Back here in Dehra Dun, my barber seemed frustrated or annoyed that he had to do it manually and he was huffing and puffing. He was turning my head in the direction he needs rather aggressively. Hair would get stuck to my face because of the sweat. He was done fairly quickly and I was pleased I didn’t look like a total mess. He asked if I wanted him to clean the edges with a blade and I said yes. “new blade! New blade!” I don’t think he understood what I said but I watched closely to make sure he used a new blade. Once done cutting he wet my hair with a spray bottle and started massaging my head, that was probably the best part. I never hear my neck crack so loudly. He then showed me a cream and asked if I wanted it, I thought it was a hair product so I said sure. I had apparently agreed to a facial.

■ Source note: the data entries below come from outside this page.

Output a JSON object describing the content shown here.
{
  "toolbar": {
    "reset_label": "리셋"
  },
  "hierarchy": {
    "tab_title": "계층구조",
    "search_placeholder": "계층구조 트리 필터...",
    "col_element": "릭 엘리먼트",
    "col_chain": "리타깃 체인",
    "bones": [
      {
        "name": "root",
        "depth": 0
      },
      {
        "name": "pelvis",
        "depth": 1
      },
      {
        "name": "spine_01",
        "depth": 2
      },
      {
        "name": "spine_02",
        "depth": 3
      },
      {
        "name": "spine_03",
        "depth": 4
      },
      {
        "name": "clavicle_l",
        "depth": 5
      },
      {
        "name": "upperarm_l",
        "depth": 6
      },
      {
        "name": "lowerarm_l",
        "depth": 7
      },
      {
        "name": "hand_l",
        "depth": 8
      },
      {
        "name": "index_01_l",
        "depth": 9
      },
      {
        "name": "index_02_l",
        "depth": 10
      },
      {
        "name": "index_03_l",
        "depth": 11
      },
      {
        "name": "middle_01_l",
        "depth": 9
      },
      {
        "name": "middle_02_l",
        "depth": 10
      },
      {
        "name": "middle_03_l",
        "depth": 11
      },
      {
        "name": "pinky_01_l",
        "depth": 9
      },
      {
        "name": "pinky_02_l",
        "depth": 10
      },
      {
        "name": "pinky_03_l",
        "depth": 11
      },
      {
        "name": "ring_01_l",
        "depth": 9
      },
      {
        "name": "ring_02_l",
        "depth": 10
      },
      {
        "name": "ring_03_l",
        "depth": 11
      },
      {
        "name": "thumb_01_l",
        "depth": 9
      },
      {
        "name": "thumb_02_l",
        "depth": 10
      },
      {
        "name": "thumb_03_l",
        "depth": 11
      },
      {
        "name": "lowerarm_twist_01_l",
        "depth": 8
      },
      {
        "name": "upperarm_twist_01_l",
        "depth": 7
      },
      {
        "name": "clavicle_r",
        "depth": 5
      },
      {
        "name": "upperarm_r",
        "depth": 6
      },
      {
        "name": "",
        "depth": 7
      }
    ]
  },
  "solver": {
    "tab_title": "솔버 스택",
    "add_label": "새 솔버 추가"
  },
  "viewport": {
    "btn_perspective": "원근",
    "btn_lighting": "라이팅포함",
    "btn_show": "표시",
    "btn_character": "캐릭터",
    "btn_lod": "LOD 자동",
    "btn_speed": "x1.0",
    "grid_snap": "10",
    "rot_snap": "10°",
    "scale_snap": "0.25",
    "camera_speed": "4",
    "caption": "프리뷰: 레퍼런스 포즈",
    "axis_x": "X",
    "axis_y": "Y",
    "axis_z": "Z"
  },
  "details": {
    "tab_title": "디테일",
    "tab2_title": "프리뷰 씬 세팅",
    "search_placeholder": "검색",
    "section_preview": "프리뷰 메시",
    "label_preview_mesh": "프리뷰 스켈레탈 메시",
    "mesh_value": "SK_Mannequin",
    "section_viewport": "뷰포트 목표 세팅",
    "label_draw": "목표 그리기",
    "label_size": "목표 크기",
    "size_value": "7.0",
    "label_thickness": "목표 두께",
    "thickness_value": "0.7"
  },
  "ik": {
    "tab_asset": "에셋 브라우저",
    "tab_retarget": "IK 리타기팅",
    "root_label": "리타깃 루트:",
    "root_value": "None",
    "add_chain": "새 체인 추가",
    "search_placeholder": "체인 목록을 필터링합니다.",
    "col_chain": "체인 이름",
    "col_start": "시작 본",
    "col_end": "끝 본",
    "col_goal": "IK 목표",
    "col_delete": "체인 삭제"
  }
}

He put my head back and dabbed my face with cream. I regret agreeing since I don’t know what he is about to do. He put some kind of oil in his hands and proceeded to rub my face. It felt like baby oil and cream being rubbed into my face. This didn’t seem like a good idea but with my eyes closed it didn’t matter what he was putting on my face, I imagined I was at a spa. He then sprayed my face with water and wiped it off with a towel. I have no idea what just happened but I felt like I had some kind of make over, new haircut and an Indian facial.

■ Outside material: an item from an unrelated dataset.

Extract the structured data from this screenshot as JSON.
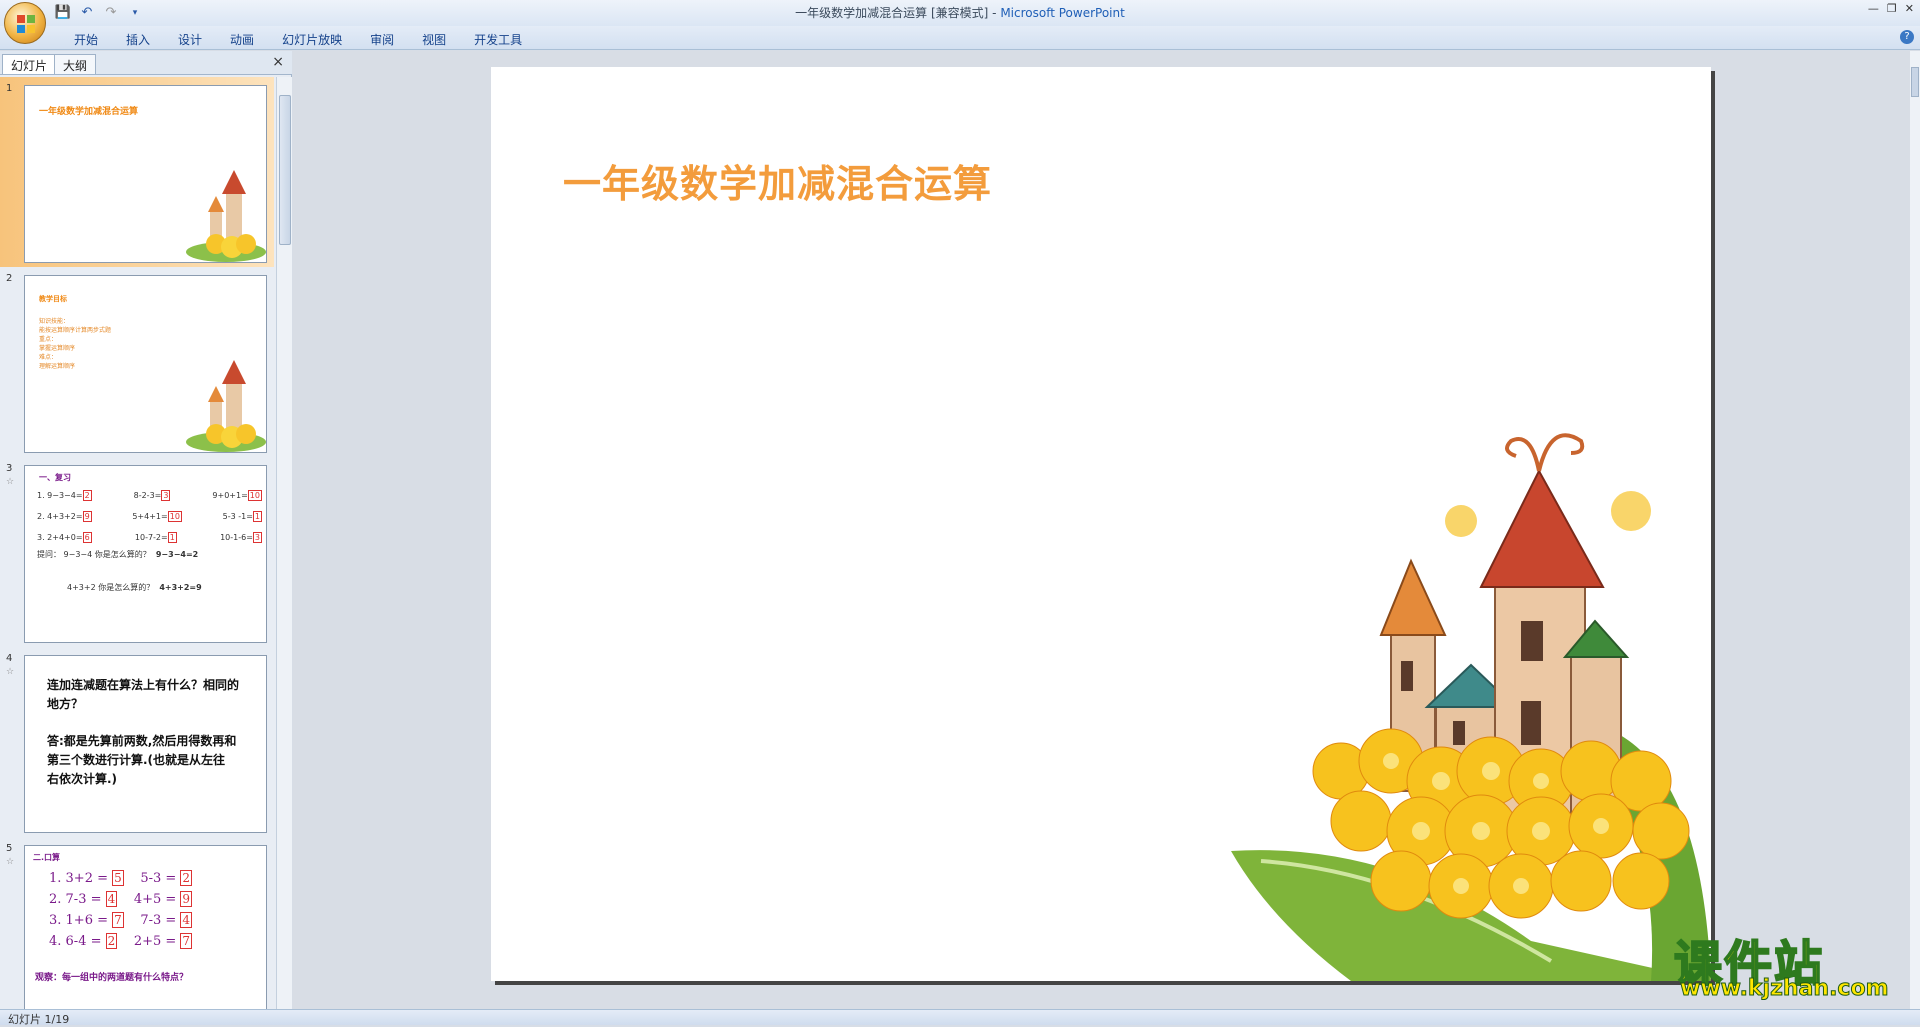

I was still done hours before my 8:30 pm bus. I sat at the bus station reading my book and watching people. The bus to Agra had seats on the bottom and sleepers on top, it was a bit strange. It was an AC bus and at first the temperature was just barely enough to keep the skin from breaking a sweat. A couple of hours later I was freezing, it was so cold I couldn’t sleep. I woke up in the morning with a wool blanket on me. I am not sure how it got there. I vaguely remember waking up in the middle of the night and seeing the blanket sitting on an empty chair and taking it. The person who must have had it was still there in the morning. Regardless I slept and in the morning I was in Agra.